"Most men lead lives of quiet desperation and go to the grave with the song still in them." - Henry David Thoreau

Sunday, July 18, 2010

...Cash Machine.

Well, NOW I've gone and done it. I am, once again, a bum. A tramp. A vagabond. A shiftless deadbeat layabout. The same as famous hobos throughout history like Mr. Wilson Fancypants, Balloonpopper Chillingsworth, Slow Motion Jones and, of course, Gary Busey.

You see, a little over a year ago, I was laid off from my job. Just another victim of the imploding economy. And, like the millions of others who suddenly found themselves without gainful employment, I took advantage of both state and federal unemployment insurance. This is an invaluable lifeline for those who need some kind of income during tough times.

Sure, it was only a fraction of what I was making while employed, but it certainly allowed us some room to spend on dinner and a movie once in a while, or the odd luxury now and again. We certainly were not in the same shape as a lot of Americans who really depend on that income for necessities like rent or utilities.

In my case, the benefit is more psychological than financial. When money is coming in on my account, even if it's a gov't check, I still feel like I am contributing to the household income. In the past year, I have looked around for jobs both full and part time. Not much out there and even less when it comes to anything remotely in my chosen field of Journalism. So, I've been sucking on Lady Liberty's teat all this time.

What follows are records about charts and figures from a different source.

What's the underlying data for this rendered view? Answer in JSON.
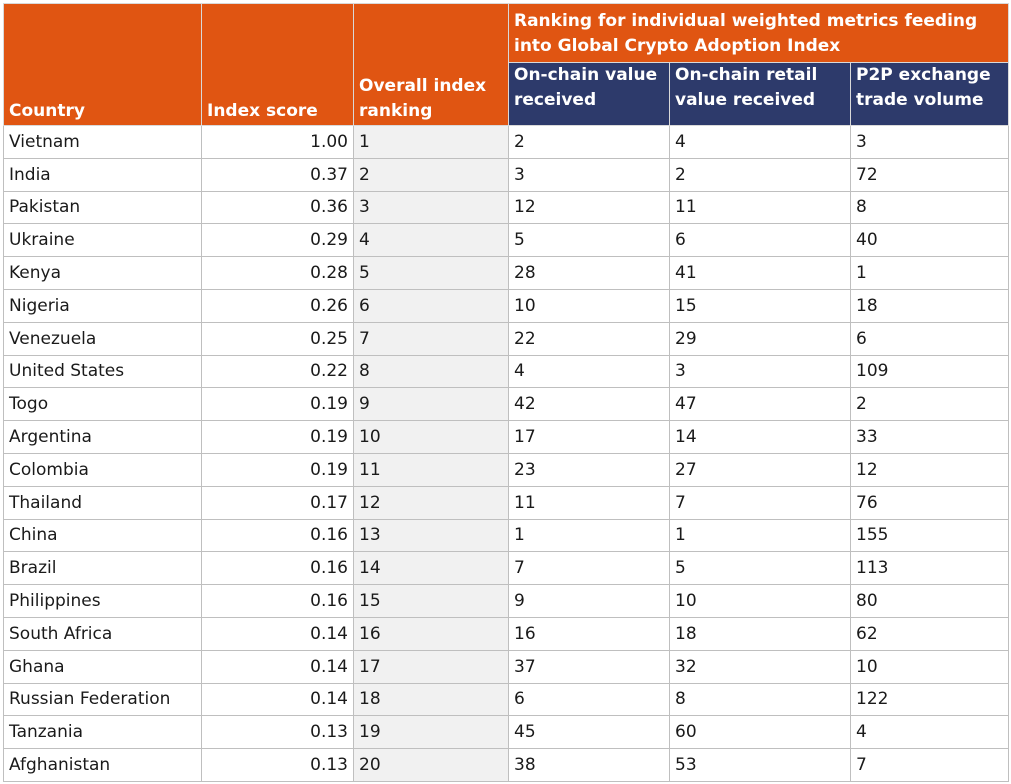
{
  "header": {
    "country": "Country",
    "index_score": "Index score",
    "overall_ranking": "Overall index ranking",
    "group_title": "Ranking for individual weighted metrics feeding into Global Crypto Adoption Index",
    "onchain_value": "On-chain value received",
    "onchain_retail": "On-chain retail value received",
    "p2p_volume": "P2P exchange trade volume"
  },
  "rows": [
    {
      "country": "Vietnam",
      "score": "1.00",
      "rank": "1",
      "onchain": "2",
      "retail": "4",
      "p2p": "3"
    },
    {
      "country": "India",
      "score": "0.37",
      "rank": "2",
      "onchain": "3",
      "retail": "2",
      "p2p": "72"
    },
    {
      "country": "Pakistan",
      "score": "0.36",
      "rank": "3",
      "onchain": "12",
      "retail": "11",
      "p2p": "8"
    },
    {
      "country": "Ukraine",
      "score": "0.29",
      "rank": "4",
      "onchain": "5",
      "retail": "6",
      "p2p": "40"
    },
    {
      "country": "Kenya",
      "score": "0.28",
      "rank": "5",
      "onchain": "28",
      "retail": "41",
      "p2p": "1"
    },
    {
      "country": "Nigeria",
      "score": "0.26",
      "rank": "6",
      "onchain": "10",
      "retail": "15",
      "p2p": "18"
    },
    {
      "country": "Venezuela",
      "score": "0.25",
      "rank": "7",
      "onchain": "22",
      "retail": "29",
      "p2p": "6"
    },
    {
      "country": "United States",
      "score": "0.22",
      "rank": "8",
      "onchain": "4",
      "retail": "3",
      "p2p": "109"
    },
    {
      "country": "Togo",
      "score": "0.19",
      "rank": "9",
      "onchain": "42",
      "retail": "47",
      "p2p": "2"
    },
    {
      "country": "Argentina",
      "score": "0.19",
      "rank": "10",
      "onchain": "17",
      "retail": "14",
      "p2p": "33"
    },
    {
      "country": "Colombia",
      "score": "0.19",
      "rank": "11",
      "onchain": "23",
      "retail": "27",
      "p2p": "12"
    },
    {
      "country": "Thailand",
      "score": "0.17",
      "rank": "12",
      "onchain": "11",
      "retail": "7",
      "p2p": "76"
    },
    {
      "country": "China",
      "score": "0.16",
      "rank": "13",
      "onchain": "1",
      "retail": "1",
      "p2p": "155"
    },
    {
      "country": "Brazil",
      "score": "0.16",
      "rank": "14",
      "onchain": "7",
      "retail": "5",
      "p2p": "113"
    },
    {
      "country": "Philippines",
      "score": "0.16",
      "rank": "15",
      "onchain": "9",
      "retail": "10",
      "p2p": "80"
    },
    {
      "country": "South Africa",
      "score": "0.14",
      "rank": "16",
      "onchain": "16",
      "retail": "18",
      "p2p": "62"
    },
    {
      "country": "Ghana",
      "score": "0.14",
      "rank": "17",
      "onchain": "37",
      "retail": "32",
      "p2p": "10"
    },
    {
      "country": "Russian Federation",
      "score": "0.14",
      "rank": "18",
      "onchain": "6",
      "retail": "8",
      "p2p": "122"
    },
    {
      "country": "Tanzania",
      "score": "0.13",
      "rank": "19",
      "onchain": "45",
      "retail": "60",
      "p2p": "4"
    },
    {
      "country": "Afghanistan",
      "score": "0.13",
      "rank": "20",
      "onchain": "38",
      "retail": "53",
      "p2p": "7"
    }
  ],
  "colors": {
    "header_orange": "#e05512",
    "header_navy": "#2d3a6b",
    "rank_column_bg": "#f1f1f1",
    "gridline": "#bfbfbf"
  }
}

It seems, though, that the milk has dried up.

I believe I have used up my benefits and am now among the many Americans who are S.O.L. My options are these: I can get a job selling used rubber bands to shut-ins or I can remain a jobless loser.

Now, over the past year, I have come to relish my role as a SAHD*. I love spending time with my daughter and I am grateful that I can share so many special moments with her. She's at a wonderful age now. Before you know it, she'll be a moody teen with a Dad who intentionally embarrasses her in front of her friends at the Mall.

To be honest, I kinda want to continue playing this part in her life. So, I am torn. Do I settle for a job that will probably make me miserable just to make a few bucks, or do I stay with my child and feel guilty that I am not contributing more to the household income? Is this how women who choose to stay at home feel? I mean, it's true that all I do is eat Bon-Bons and watch my Soaps all day, but dammit, I throw some pancakes at my kid once in a while too!

No matter what happens, though, I am still very fortunate. My wife has a good job and even without the extra income, we will be just fine. Others, however, aren't so lucky. Hopefully Congress will get off their collective asses and help those who really need the extra benefits just to keep their heads above water. Something needs to happen before more and more Americans are left without any means of support.

In the meantime, I'll be getting my stick and bundle ready and I am giving myself a new 'hobo name.' I'm thinking maybe Grizzly Adama or Sans-A-Belt Sal. Any other ideas?

What you NEED to know about Congressional Dithering On Benefits (Huffington Post)



  1. I go with "Squeegee McFunnyboy"

  2. Well I would take the opportunity to educate yourslf while at home, and get ready for soemthing actually worthwhile down the line. I know you're already a smart guy, but nothing makes you feel more worthless when looking through a jobs site and seeing one listing after another containing nothing but qualifications that THAT YOU DON'T HAVE! Before getting my job, I was so down about what I was lacking that I was severely depressed. Even though I'm a Photoshop/Illustrator/Painter/Skethup master, I still feel woefully lacking in other programs that I could use.

    You could easily learn Flash, Dreamweaver, etc., and get yourself into the website building field, or maybe even graphics (You don't need to draw to know graphics,) or anything that's a "program" oriented job, or video-editing softewares for your prefered field of journalism.

  3. I've actually done most of those things, even taking a VERY expensive class at AVID in video editing. But, with no recent experience or portfolio to show, it's damn near impossible to get in the door these days with this economy. I'm looking into freelance writing work, but no one seems to want anyone in my age group. It's pretty frustrating.

  4. Here's my two-cents as a SAHM: yes, it is a serious struggle to decide between contributing financially to the household and being a full-time care provider to your child. My feelings are first, I am contributing to the household, just not to directly adding to our bank account. By being home taking care of the kids and other family business, I am saving us money in other ways, however. More importantly, I have the rest of my life to work but only a few years to have a significant impact on my children's lives. Your daughter will be going to school full-time before you know it and you'll have a lot more time for "work."

    Have you looked at volunteering with nonprofits who might need someone with good writing and editing skills? I've also seen some info about sites for off-site employment -- writing and editing that you can do from everywhere. It might not bring in what you used to make but it may allow you to work AND take care of your daughter, thus saving the expense of daycare.

    Good luck with this. Shoot me an email (or FB mail) if you are interested in talking more about life as a stay at home parent. I've been doing it for about 5 1/2 years now and have put a lot of thought into it over those years! Best, Charlene

  5. just reading your blog for the first time and this is really funny. i loved the part about the bon bons and soaps and throwing your kid a pancake once and a while. laughed out loud.